RL: Educating people alone, we’ve been doing that for decades, and the needle hasn’t really moved on nutrition, physical activity. The approach over the last, going on 10 years now, has been to create environments and policies and systems that support healthy choices. If I put people in an environment where it’s easier to make a healthy choice, then they’re more likely to do that. If people don’t have the environments or the access to the healthy products then it’s sort of all for naught. That’s part of what this effort is. Can we create the environment that at least facilitates healthier behaviors?

People often have a hard time understanding why a mile is far away to travel for food. What you do say to help people understand what a burden a mile really can be?

RL: We often have a hard time understanding things that we take for granted. We take for granted things that are just given in our lives. It’s a very different reality to be in a community that’s cut off by major interstates, where bus routes may not be as convenient as you would like. The means of transporting your products, if you can even get to them, is not easy. ... There has to be consideration of sidewalks, streets, bus routes, access to transportation of all kinds.

MAA: You see now more seniors who are using electronic motorized wheelchairs. We’ve seen people using these to go into these corner stores since we’ve been out doing this. When you’re in a chair, and you have a bag, and you’re trying to go down the street and the sidewalks are not accessible, that mile seems a long, long way. For the people that we deal with every day, they clearly understand a mile and what a burden a mile is.

RL: All that, and then don’t let it be cold or raining.

FRUIT FULL: The team is starting small by educating owners and encouraging manageable changes such as adding bananas near the register.
Photo credit: Eric Cash

Does any of the money go to help fund the store owners or are you working to convince them that this is the right decision for their business?

RL: We’ve been trying to make a business case. We’ve been trying to make the case on a number of different fronts with the store owners, but it’s not been a, “Hey, we’ll give you $500.” We haven’t had that sort of luxury in this initiative. ... There’s a start small sort of approach. It’s generally not wise, on any sort of program, to launch it before you have any evidence of feasibility. That’s where we are, is launching and establishing feasibility.

What can a corner store add to a culture of a neighborhood?

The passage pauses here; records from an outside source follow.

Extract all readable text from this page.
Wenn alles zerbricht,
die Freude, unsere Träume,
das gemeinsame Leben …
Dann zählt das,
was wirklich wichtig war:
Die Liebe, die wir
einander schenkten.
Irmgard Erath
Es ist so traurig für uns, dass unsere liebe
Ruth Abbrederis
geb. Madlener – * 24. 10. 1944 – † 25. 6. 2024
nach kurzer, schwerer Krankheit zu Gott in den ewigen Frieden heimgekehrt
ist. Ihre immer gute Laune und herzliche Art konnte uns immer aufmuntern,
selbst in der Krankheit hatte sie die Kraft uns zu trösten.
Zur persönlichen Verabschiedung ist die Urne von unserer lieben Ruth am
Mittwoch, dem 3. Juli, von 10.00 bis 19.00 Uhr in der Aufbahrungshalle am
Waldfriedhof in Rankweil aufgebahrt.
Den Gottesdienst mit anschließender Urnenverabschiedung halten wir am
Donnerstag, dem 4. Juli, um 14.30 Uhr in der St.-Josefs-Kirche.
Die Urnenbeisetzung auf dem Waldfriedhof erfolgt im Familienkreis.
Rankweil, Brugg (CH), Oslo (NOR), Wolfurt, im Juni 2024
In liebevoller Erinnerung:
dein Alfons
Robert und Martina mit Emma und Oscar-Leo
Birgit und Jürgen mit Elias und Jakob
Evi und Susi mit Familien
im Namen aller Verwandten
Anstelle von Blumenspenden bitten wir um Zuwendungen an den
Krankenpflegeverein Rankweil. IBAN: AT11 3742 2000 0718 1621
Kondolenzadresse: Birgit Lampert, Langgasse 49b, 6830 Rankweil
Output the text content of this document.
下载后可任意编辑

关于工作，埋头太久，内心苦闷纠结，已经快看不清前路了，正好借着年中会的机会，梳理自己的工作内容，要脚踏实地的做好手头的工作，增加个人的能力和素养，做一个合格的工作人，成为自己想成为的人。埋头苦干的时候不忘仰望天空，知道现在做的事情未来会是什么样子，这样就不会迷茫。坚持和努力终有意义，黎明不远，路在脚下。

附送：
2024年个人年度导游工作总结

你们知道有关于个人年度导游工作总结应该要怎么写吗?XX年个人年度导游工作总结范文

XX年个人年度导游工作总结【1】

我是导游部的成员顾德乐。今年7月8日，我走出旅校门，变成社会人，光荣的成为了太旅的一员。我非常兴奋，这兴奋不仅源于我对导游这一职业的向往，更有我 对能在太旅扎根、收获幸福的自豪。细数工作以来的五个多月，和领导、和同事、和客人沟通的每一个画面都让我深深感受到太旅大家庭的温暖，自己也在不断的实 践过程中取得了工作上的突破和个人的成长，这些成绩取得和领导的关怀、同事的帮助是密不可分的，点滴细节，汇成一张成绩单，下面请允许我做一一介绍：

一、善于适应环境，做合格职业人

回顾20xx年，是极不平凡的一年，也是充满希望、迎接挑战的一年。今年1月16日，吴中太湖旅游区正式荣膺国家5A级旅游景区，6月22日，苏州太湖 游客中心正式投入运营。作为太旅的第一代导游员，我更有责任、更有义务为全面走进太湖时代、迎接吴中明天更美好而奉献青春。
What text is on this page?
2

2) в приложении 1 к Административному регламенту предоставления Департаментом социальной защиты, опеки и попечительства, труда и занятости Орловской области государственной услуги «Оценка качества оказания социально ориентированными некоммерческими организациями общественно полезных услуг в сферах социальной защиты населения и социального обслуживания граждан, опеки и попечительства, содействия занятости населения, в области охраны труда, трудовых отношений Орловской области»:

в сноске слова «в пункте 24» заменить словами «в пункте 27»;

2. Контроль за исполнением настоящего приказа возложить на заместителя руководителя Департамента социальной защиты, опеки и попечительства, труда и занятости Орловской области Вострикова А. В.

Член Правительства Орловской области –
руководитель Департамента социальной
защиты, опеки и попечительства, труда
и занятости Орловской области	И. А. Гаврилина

RL: I think some of the things that we haven’t gotten to yet that we still have on our to-do list is outreach. Outreach to logical community organizations and partners to increase awareness of what’s going on. I think the NPUs can help us with that, but there’ll be some additional outreach. The other thing is connecting things like urban gardening to this movement. There’s a lot of it going on here. It says that there is a community of people that have a real interest in sustainable, healthy products and foods. I think to the extent that we can bridge those gaps right now, I think there’s a lot of value in that.

What I’ve seen with gardens is that they are an important source of community cohesion and community social capital. Community building is maybe a better way to say it. I’ve seen where people have put in gardens, those gardens that then the county says, or the city says, “We’re going to invest. We’re going to put a pavilion in.” People are barbecuing there now. We’re going to put signage in. People raise money, and now there’s a trail around the community garden so people can get physical activity. Then you get a grant, and there’s a manager for the garden, and it’s growing. It’s sort of something that can build momentum over time.

MAA: When we look at all these potential partners and the possibilities for community gardens and for healthy corner stores and for community partners we’re bringing awareness to a generation of young kids who are looking at what we’re doing, because these kids also frequent these stores. I think it’s important for us to remember that what we’re doing now is going to impact them. It’s educating them now. It’s going to affect them for generations to come.